Tseax Cone and its eruptive products are basanitic, trachybasaltic or alkali basaltic in composition. They are rich in iron-titanium oxides and were produced by a low degree of partial melting 55–62 km below the surface in the upper crust. Olivine, plagioclase and the iron-titanium oxides are in the form of phenocrysts (Note: Phenocrysts are large, conspicuous crystals in magmatic rocks with porphyritic texture.) whereas clinopyroxene occurs as a matrix mineral. The lack of clinopyroxene phenocrysts in Tseax Cone lavas is a phenomenon commonly observed in other mafic (Note: Mafic pertains to magmatic rocks that are relatively rich in iron and magnesium, relative to silicium.) lavas throughout the Northern Cordilleran Volcanic Province. Tseax Cone and its eruptive products rest unconformably on sedimentary rocks of the Bowser Lake Group, a geological group of Jurassic and Cretaceous age consisting of grey sandstones and dark grey and black conglomerates, siltstones and mudstones.

Lava and tephra from Tseax Cone cover about 36 km2 and have a total volume of around 0.5 km3; the volume of this volcanic material is similar to that produced during Mauna Loa's 1984 eruption and Kīlauea's fissure 8 eruption in 2018. The Tseax Cone lavas are thought to have been emplaced at high speed during a short period of time, which may have been partially due to eruption rate and topography. Their liquidus viscosities are comparable to basalts of Mount Etna and the Hawaiian Islands, as well as the foidite lavas of Mount Nyiragongo and the tephrite lavas of Nyamuragira. It is possible that the lava erupted from Tseax Cone rose along the same faults as those at the Lakelse Hot Springs south of Terrace, which are the hottest geothermal springs in Canada.

===Structure===
Tseax Cone has an elevation of 609 m and consists of two nested structures: a smaller inner cone and a larger external spatter rampart. The younger inner cone is 65–75 m high and 290 m in diameter, consisting mainly of black ejecta such as scoria, ballistics and lapilli. It contains an approximately 33 m deep volcanic crater with a diameter of 80 m. The older external spatter rampart, which has also been described as a cone, is about 15–25 m high and 460 m in diameter. It consists of spatter and scoria that ranges in colour from reddish to brownish and black to grey. Each structure was formed by a different style of volcanic activity; the spatter rampart was created by Hawaiian-style lava fountaining whereas the inner cone was created by low-intensity Strombolian explosions. The entire structure of Tseax Cone has been variously described as a cinder cone, a pyroclastic cone or a tephra cone.
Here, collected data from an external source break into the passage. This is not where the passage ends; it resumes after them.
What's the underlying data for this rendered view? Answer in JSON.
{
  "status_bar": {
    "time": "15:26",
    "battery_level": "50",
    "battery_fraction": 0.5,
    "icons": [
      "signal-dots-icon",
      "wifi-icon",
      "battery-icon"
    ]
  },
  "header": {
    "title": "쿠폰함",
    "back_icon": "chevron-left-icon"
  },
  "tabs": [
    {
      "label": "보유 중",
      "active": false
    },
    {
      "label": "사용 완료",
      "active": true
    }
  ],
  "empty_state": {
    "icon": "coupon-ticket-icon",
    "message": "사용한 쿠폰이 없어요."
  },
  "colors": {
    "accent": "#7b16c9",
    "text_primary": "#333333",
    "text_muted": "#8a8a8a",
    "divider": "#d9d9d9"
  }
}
About 470 m north of Tseax Cone and 150–200 m north of Melita Lake is a much smaller, unnamed asymmetrical satellite cone. It is about 20 m high, 50–55 m in diameter and heavily oxidized, containing a 4 m deep and 7 m in diameter summit crater. Extending southwest of the satellite cone is an eruptive fissure consisting of three or four tephra mounds. These mounds are a few metres high and are completely covered by black tephra. Red oxidized tephra beneath the black tephra was deposited by lava fountaining at the larger satellite cone.

===Air-fall tephra layer===
The inner cone was the source of an elongated tephra layer that extends 2.5 km to the northeast, suggesting a southwesterly wind at the time of eruption. It contains millimetre-sized sandstones and siltstones derived from the underlying Bowser Lake Group, as well as fine-grained metamorphic and plutonic rocks; these clasts make up about 0.5% of the total volume of the tephra layer. The tephra layer has an estimated volume of 2.5000000–3.4000000 m3, suggesting that it was deposited by a VEI-2 eruption. The volume of this tephra deposit is the first to be calculated for a mafic eruption in Canada.

===Lava flows===
Tseax Cone was the source of four distinct lava flows, all of which were probably erupted over a timespan of weeks to a few months. The first flow is the longest and most voluminous, accounting for about 84% of the total volume of lava erupted from Tseax Cone. It travelled 31.6 km through Crater Creek and Tseax River valleys to the Nass River where it forms a 3 km wide and 12 km long lava plain with an elevation of about 50 m. This lava flow was most likely voluminous enough to block the Nass River for a short period of time. The second flow, representing about 13% of the total volume of lava, travelled 21.6 km through Crater Creek valley to near the mouth of the Tseax River valley. Both of these lava flows are in the form of pāhoehoe (Note: Pāhoehoe is basaltic lava with a smooth, glassy, undulating and porous surface.) and are poor in phenocrysts, having issued from the spatter rampart. They are among the longest lava flows in the Canadian Cordillera; lava flows more than 10 km long in this cordillera are usually basaltic in composition. The third flow accounts for less than 2% of the total volume of lava erupted from Tseax Cone, having travelled 7.2 km through Crater Creek valley to near Ross Lake in the Tseax River valley. The fourth flow is the shortest and least voluminous of the four lava flows; it represents about 1% of the total lava volume and travelled Crater Creek for 5.3 km. These latter two lava flows are in the form of ʻaʻā (Note: ʻAʻā is lava with a rough rubbly surface composed of broken blocks called clinkers.) and are rich in phenocrysts, having issued from the inner cone.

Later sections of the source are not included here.